Morning Rounds: Hand, foot and mouth disease

NORFOLK, Va. - Cases of hand, foot and mouth disease are spreading at local daycare centers, and even among college students and adults.

News 3 medical expert Dr. Ryan Light explained how to prevent it -- and survive it -- on News 3 This Morning.

"The early signs and symptoms are like most viruses with fever and generalized body aches or fatigue," said Dr. Light.  "We often then see sore throat and blisters in the mouth followed by a rash on the hands and feet."

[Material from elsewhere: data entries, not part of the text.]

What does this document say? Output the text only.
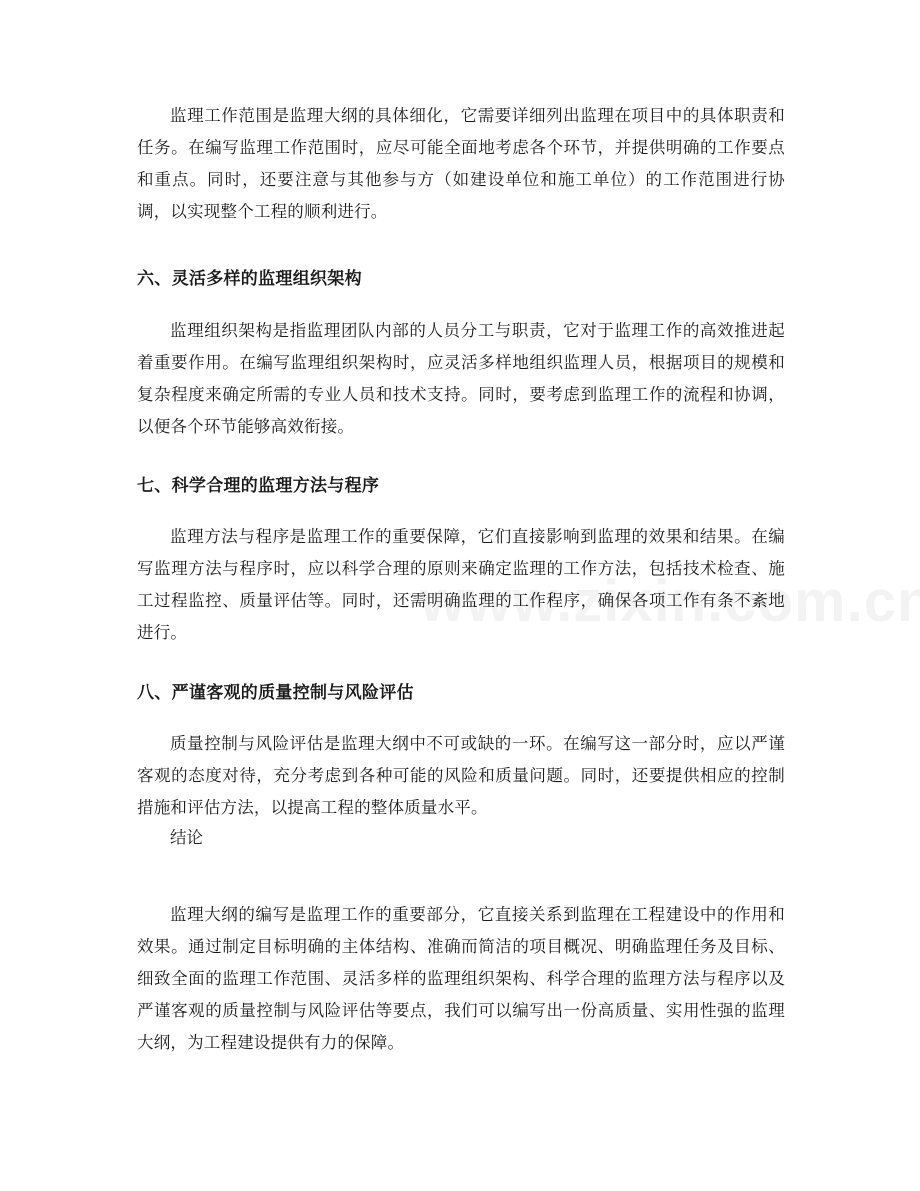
监理工作范围是监理大纲的具体细化，它需要详细列出监理在项目中的具体职责和任务。在编写监理工作范围时，应尽可能全面地考虑各个环节，并提供明确的工作要点和重点。同时，还要注意与其他参与方（如建设单位和施工单位）的工作范围进行协调，以实现整个工程的顺利进行。

六、灵活多样的监理组织架构

监理组织架构是指监理团队内部的人员分工与职责，它对于监理工作的高效推进起着重要作用。在编写监理组织架构时，应灵活多样地组织监理人员，根据项目的规模和复杂程度来确定所需的专业人员和技术支持。同时，要考虑到监理工作的流程和协调，以便各个环节能够高效衔接。

七、科学合理的监理方法与程序

监理方法与程序是监理工作的重要保障，它们直接影响到监理的效果和结果。在编写监理方法与程序时，应以科学合理的原则来确定监理的工作方法，包括技术检查、施工过程监控、质量评估等。同时，还需明确监理的工作程序，确保各项工作有条不紊地进行。

八、严谨客观的质量控制与风险评估

质量控制与风险评估是监理大纲中不可或缺的一环。在编写这一部分时，应以严谨客观的态度对待，充分考虑到各种可能的风险和质量问题。同时，还要提供相应的控制措施和评估方法，以提高工程的整体质量水平。

结论

监理大纲的编写是监理工作的重要部分，它直接关系到监理在工程建设中的作用和效果。通过制定目标明确的主体结构、准确而简洁的项目概况、明确监理任务及目标、细致全面的监理工作范围、灵活多样的监理组织架构、科学合理的监理方法与程序以及严谨客观的质量控制与风险评估等要点，我们可以编写出一份高质量、实用性强的监理大纲，为工程建设提供有力的保障。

"In toddlers we can see loss of appetite and irritability secondary to painful lesions in the mouth," he explained.  "The rash on the hands and feet usually presents with red bumps that are not itchy or painful. Sometimes blisters can form."

Dr. Light said the disease is easily transmitted through skin-to-skin contact, respiratory droplets, kissing or sharing drinks.  The infected person, he said, can transmit the disease for seven to 14 days after symptoms have resolved.

While the virus most commonly affects children under the age of 5, Dr. Light stressed that anyone with a compromised immune system can be susceptible.

"The treatment of the disease is symptomatic relief of the oral blisters, fevers and body aches," said Dr. Light, who explained that the disease lasts from seven to 10 days.  He recommended acetaminophen, ibuprofen, and mouthwash or oral sprays to numb the painful oral lesions.  He warned parents to avoid giving their children aspirin due to the risk of Reye's syndrome.  He said seek medical care if you are unable to stay well-hydrated, unsure of the diagnosis, or for further advice.

As for keeping hand, foot and mouth disease at bay, Dr. Light said good hand hygiene is the best option.

"Avoid hugs and kisses and drinking after anyone who has had symptoms," he continued.  "Keep in mind that the virus still spreads up to 14 days after symptoms resolve."